Gold in Deflation: Which Wins?
Inflation and deflation are at each other’s throats, so what happens to gold?
Conventional wisdom says gold thrives under inflation and wilts under deflation. The case for gold under inflation is easy enough: Gold rises as the dollar falls. It’s the opposite under deflation. But is conventional wisdom correct? Is it time to consider gold’s purchasing power relative to consumer prices?
The late Roy Jastram was an authority on the gold standard, and he examined three deflationary periods in history. The first was from 1814-30, when prices fell 50%. The second was from 1864-97, when prices feel 65%. The third was from 1929-33 (the Great Depression), when prices fell 31%.

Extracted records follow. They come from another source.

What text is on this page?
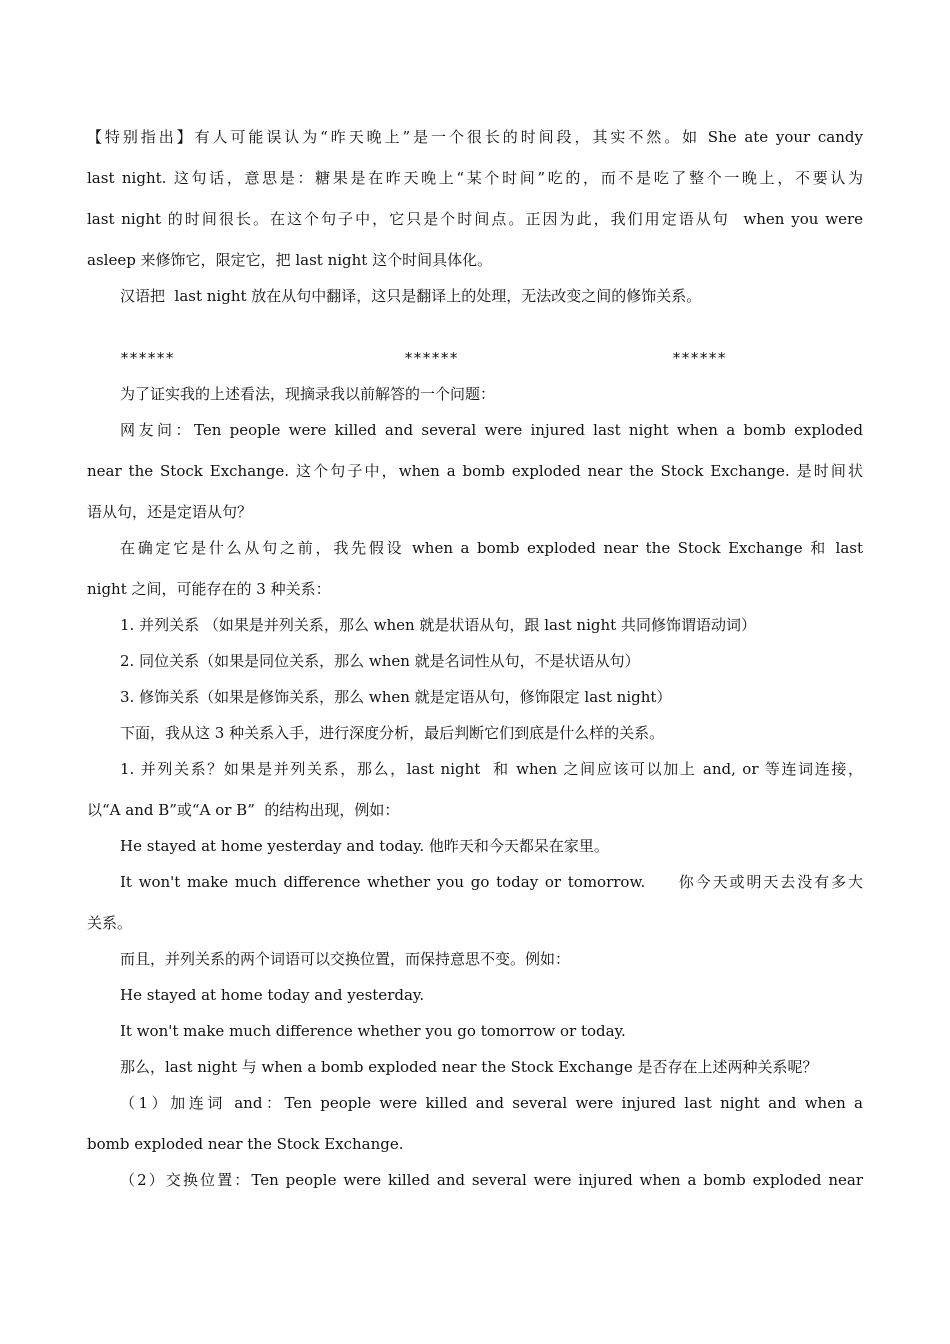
【特别指出】有人可能误认为“昨天晚上”是一个很长的时间段，其实不然。如 She ate your candy
last night. 这句话，意思是：糖果是在昨天晚上“某个时间”吃的，而不是吃了整个一晚上，不要认为
last night 的时间很长。在这个句子中，它只是个时间点。正因为此，我们用定语从句  when you were
asleep 来修饰它，限定它，把 last night 这个时间具体化。
汉语把  last night 放在从句中翻译，这只是翻译上的处理，无法改变之间的修饰关系。
******	******	******
为了证实我的上述看法，现摘录我以前解答的一个问题：
网友问：Ten people were killed and several were injured last night when a bomb exploded
near the Stock Exchange. 这个句子中，when a bomb exploded near the Stock Exchange. 是时间状
语从句，还是定语从句？
在确定它是什么从句之前，我先假设 when a bomb exploded near the Stock Exchange 和 last
night 之间，可能存在的 3 种关系：
1. 并列关系 （如果是并列关系，那么 when 就是状语从句，跟 last night 共同修饰谓语动词）
2. 同位关系（如果是同位关系，那么 when 就是名词性从句，不是状语从句）
3. 修饰关系（如果是修饰关系，那么 when 就是定语从句，修饰限定 last night）
下面，我从这 3 种关系入手，进行深度分析，最后判断它们到底是什么样的关系。
1. 并列关系？如果是并列关系，那么，last night  和 when 之间应该可以加上 and, or 等连词连接，
以“A and B”或“A or B”  的结构出现，例如：
He stayed at home yesterday and today. 他昨天和今天都呆在家里。
It won't make much difference whether you go today or tomorrow.     你今天或明天去没有多大
关系。
而且，并列关系的两个词语可以交换位置，而保持意思不变。例如：
He stayed at home today and yesterday.
It won't make much difference whether you go tomorrow or today.
那么，last night 与 when a bomb exploded near the Stock Exchange 是否存在上述两种关系呢？
（1）加连词 and：Ten people were killed and several were injured last night and when a
bomb exploded near the Stock Exchange.
（2）交换位置：Ten people were killed and several were injured when a bomb exploded near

How did gold do in these three deflationary periods stretching back 200 years?
Between 1814 and 1830, gold’s purchasing power—not its nominal price—increased a thumping 100%; between 1864 and 1897, it rose 40%, and between 1929 and 1933, it rose 44%.
From 1800 to 2010, gold’s purchasing power rose during all three deflationary periods. Its nominal price may not have risen, but gold bought more goods each time. So it doesn’t matter if gold falls when overall prices fall further. Gold is precious, even under deflation.
Gold ended 2009 at $1,096 an ounce. It trades at $1,227 today, $131 higher. That includes a roughly $500 drop between 2012 and 2016.
If you measure gold not by its nominal price but by its purchasing power, history suggests deflation might not be so bad for gold after all.